Oleh : M Rizal Fadillah (Pemerhati Politik dan Kebangsaan)
Kasus yang menimpa Mayjen TNI (Purn) Kivlan Zen telah memunculkan catatan sejarah yang dinilai heroik. Sebanyak 3000 an Purnawirawan diantaranya ratusan Jenderal atau Perwira Tinggi bergerak bersama mendukung dan memohon agar Hakim Pengadilan Negeri Jakarta Pusat dapat membebaskan Kivlan Zen dari penghukuman.
Kasus kepemilikan senjata yang dituduhkan adalah “sumier” dan ironi bagi seorang pensiunan Mayor Jenderal TNI mantan Kastaf Kostrad. Nuansa politik lebih dominan daripada pidana. Munculnya gerakan dukungan 3000 an Purnawirawan ini menjadi sangat fenomenal.
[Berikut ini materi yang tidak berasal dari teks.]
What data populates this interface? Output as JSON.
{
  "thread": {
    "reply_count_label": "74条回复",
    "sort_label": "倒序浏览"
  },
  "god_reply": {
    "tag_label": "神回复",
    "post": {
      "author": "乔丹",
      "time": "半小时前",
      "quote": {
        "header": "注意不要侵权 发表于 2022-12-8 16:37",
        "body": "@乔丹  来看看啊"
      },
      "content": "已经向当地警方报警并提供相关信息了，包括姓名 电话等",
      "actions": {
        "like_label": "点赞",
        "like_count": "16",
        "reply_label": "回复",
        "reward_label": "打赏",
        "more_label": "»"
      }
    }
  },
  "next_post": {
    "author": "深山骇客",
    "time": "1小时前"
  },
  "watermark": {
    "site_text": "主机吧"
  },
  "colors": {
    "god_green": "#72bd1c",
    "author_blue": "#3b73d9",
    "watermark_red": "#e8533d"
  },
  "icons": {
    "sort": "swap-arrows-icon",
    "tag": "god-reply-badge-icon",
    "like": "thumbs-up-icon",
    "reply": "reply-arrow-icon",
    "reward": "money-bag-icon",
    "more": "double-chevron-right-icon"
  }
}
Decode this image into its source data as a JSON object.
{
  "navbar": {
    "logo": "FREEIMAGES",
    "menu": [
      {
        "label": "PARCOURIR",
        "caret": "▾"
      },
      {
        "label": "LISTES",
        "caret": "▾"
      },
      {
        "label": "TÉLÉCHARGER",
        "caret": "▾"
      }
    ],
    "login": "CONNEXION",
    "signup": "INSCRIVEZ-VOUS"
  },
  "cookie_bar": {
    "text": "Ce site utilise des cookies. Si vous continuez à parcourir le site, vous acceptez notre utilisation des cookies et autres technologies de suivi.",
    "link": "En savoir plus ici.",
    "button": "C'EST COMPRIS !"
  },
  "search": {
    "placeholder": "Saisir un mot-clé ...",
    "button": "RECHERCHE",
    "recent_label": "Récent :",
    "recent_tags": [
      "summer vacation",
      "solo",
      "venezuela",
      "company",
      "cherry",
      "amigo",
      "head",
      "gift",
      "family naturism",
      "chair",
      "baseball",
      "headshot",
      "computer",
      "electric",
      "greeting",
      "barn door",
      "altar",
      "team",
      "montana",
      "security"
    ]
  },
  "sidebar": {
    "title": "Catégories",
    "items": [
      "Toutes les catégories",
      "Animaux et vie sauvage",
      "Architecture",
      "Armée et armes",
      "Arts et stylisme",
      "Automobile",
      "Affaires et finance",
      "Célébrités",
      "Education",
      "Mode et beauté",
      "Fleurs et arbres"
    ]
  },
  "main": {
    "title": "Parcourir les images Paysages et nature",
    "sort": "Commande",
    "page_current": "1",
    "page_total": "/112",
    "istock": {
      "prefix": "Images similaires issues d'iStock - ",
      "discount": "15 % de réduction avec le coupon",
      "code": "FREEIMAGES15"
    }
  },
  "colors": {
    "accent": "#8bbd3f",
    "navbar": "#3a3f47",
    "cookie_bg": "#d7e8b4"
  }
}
Ada spirit keprihatinan, kesetiakawanan, serta perlawanan dari pasukan tua militan tersebut. Berani untuk muncul serentak dalam membela rekan seperjuangan yang dinilai terzalimi.
Dengan tidak ikut campur aspek hukum yang menjadi kewenangan para Penasehat Hukum, maka dorongan moral para serdadu purnawirawan itu adakah suara kebenaran dan keadilan. Suara hati nurani dan suara pengingat pengabdian pada ibu pertiwi.
Kivlan Zen adalah representasi dari kegigihan seorang tentara dalam meluruskan jalan kekuasaan dan mewanti-wanti kebangkitan komunisme di era kini. PKI dan komunisme adalah musuh TNI, musuh umat Islam, dan musuh rakyat Indonesia.
Hakim bukan terompet undang-undang tetapi penggali nilai nilai keadilan yang hidup. Suara para purnawirawan baik Perwira Tinggi, Perwira Menengah, maupun pangkat lainnya adalah suara keadilan yang hidup itu. Mereka adalah juri-juri hati nurani.
Semoga Majelis Hakim dapat mendengarkan suara teriakan kebenaran. Demi catatan sejarah kemuliaan dan kehormatan diri dalam berkhidmat pada keadilan berdasarkan Ketuhanan Yang Maha Esa.
Pasukan tua militan masih merasakan getaran penegak keadilan yang diyakini tidak akan menjadi pembunuh keadilan. Kivlan Zen sangat layak untuk dibebaskan. Masih terlalu banyak pejabat perampok uang negara dan budak budak asing yang sangat merusak negara. Merekalah semestinya yang jauh lebih layak untuk diseret ke meja hijau.